Трагические судьбы (Андреев) - страница 12

Боннэр, Руфь Григорьевну, Лизу вывели через черный ход, посадили в «рафик» с занавешенными окнами. Когда машина выворачивала со двора на Садовое кольцо, Боннэр отодвинула занавеску и увидела перед подъездом колоссальную толпу журналистов, им не удалось зафиксировать момент отъезда.

«Рафик» примчал в Домодедово. Здесь, на летном поле, они встретились с Андреем Дмитриевичем. Обнялись, расцеловались.
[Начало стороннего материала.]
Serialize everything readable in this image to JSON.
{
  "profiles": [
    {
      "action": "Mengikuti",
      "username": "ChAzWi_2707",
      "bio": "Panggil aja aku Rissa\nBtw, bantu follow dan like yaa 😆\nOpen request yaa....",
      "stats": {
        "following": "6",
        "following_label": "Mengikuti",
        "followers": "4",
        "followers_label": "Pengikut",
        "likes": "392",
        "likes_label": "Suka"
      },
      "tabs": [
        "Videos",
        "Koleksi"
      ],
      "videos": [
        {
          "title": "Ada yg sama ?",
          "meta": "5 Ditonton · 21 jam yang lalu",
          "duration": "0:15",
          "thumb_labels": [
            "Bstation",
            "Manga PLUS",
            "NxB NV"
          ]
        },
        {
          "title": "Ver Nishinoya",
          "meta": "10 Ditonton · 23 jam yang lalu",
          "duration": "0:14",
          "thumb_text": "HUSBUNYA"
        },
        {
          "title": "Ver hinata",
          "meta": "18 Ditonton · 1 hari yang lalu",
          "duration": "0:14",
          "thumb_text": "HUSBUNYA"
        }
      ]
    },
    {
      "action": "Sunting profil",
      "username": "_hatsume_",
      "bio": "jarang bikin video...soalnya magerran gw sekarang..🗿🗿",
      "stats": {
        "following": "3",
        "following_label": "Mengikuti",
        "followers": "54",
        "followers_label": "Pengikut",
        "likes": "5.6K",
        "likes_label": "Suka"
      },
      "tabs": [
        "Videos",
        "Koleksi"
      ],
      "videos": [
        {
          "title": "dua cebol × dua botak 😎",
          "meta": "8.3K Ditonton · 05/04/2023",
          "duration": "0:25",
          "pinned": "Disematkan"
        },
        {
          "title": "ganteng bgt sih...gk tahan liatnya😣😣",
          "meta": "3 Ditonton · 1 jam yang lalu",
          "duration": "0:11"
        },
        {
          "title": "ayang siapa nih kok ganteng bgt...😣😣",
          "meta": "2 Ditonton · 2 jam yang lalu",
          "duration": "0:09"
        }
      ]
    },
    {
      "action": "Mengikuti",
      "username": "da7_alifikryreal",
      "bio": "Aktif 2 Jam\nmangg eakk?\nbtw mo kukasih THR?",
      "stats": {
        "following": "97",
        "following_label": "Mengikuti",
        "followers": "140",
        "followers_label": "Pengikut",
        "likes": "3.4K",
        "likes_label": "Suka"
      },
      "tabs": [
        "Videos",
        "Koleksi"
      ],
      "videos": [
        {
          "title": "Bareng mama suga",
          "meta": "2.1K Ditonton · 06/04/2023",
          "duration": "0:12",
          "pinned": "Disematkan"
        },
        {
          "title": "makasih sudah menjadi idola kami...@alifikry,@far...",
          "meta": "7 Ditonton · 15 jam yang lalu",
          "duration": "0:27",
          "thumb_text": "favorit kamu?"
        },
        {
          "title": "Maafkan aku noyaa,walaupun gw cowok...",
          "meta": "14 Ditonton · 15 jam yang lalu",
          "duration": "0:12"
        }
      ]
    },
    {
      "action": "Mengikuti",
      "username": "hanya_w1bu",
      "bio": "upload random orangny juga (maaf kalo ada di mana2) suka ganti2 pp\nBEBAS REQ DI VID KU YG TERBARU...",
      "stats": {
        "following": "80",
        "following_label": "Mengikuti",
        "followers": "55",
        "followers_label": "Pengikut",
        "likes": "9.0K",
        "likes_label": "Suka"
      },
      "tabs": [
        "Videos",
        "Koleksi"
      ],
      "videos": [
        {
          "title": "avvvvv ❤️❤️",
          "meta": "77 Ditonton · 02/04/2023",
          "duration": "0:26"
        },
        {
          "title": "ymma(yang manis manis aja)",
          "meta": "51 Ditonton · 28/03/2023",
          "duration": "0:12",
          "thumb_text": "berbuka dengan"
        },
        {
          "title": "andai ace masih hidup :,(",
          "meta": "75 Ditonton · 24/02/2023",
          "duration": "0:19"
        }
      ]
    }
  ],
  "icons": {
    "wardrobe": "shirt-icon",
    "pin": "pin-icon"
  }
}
Доставляют Сахарова и Боннер в Горький по высшему разряду: на специальном самолете. Салтыков-Щедрин, которого в свое время тоже приговорили к ссылке в Вятку, вспоминал, с какими переживаниями он отправлялся в дальние края: «Я сидел дома — и вдруг кто-то позвонился в мою квартиру. Входит унтер-офицер. «Надо бы ехать ваше благородие», — и назвал мне одну из далеких северных трущоб, о которых нельзя было сказать, чтобы там росли апельсины… В каком-то оцепенении проехал я большую часть пути. И только при подъезде к Вятке с ужасом осознал, что все это не сон, не наваждение, а пошло-отрезвляющая правда жизни. И не поверите — заплакал».

Сахаров и Боннэр не плакали. Андрей Дмитриевич был возвышенно взволнован: «Странным образом этот полет воспринимался как некий момент чего-то вроде счастья». И Елена Георгиевна не впала в трагический ступор. Она сказала мне потом, вспоминая: «Каторга! Какая благодать!», — и посмотрела с интересом: знаю ли, кто автор этих парадоксальных слов? Поняв по выражению моего лица, что мне неизвестен источник цитаты, добавила: «Из Некрасова». Помолчала и добавила: «Никакого отчаяния, никакого страха не было. Мы не представляли, какой режим будет, но никакого отчаяния, никакого страха не было».

Они, разумеется, и представить не могли, сколько им придется провести в ссылке, да и никто не знал. Оказалось: семь лет! Боннэр привыкла мерить все на войны, и позже, когда Горбачев разрешил им вернуться в Москву, воскликнула: «Ведь мы провели в Горьком почти две Великих Отечественных!» Между прочим, плакать им все-таки пришлось. В Горьком они испытали безмерное горе разлуки. Сахаров объявил голодовку и его насильно увезли в больницу, где страшно мучили. Они не виделись пять месяцев, не знали ничего друг о друге. И наконец встреча. Боннэр так описывает ее: «Медсестра ведет Андрюшу. Он в том же светлом пальто, в каком его увезли тогда, в начале мая, в больницу из прокуратуры, в своем беретике, не похудевший, скорее, одутловатый. Мы обнялись, и Андрюша заплакал, и я тоже».

Но это все будет потом, потом, до этой драматической минуты надо еще дожить. А пока персональный самолет производит посадку в Горьком. Ссыльных препровождают в микроавтобус — окна, само собой, зашторены — и он трогается. «Куда вы нас везете?» — спрашивает Боннэр. «Увидите!», — с ухмылкой сообщает чекист. Она пытается выглянуть наружу, но сопровождение грубо пресекает попытку отодвинуть шторку.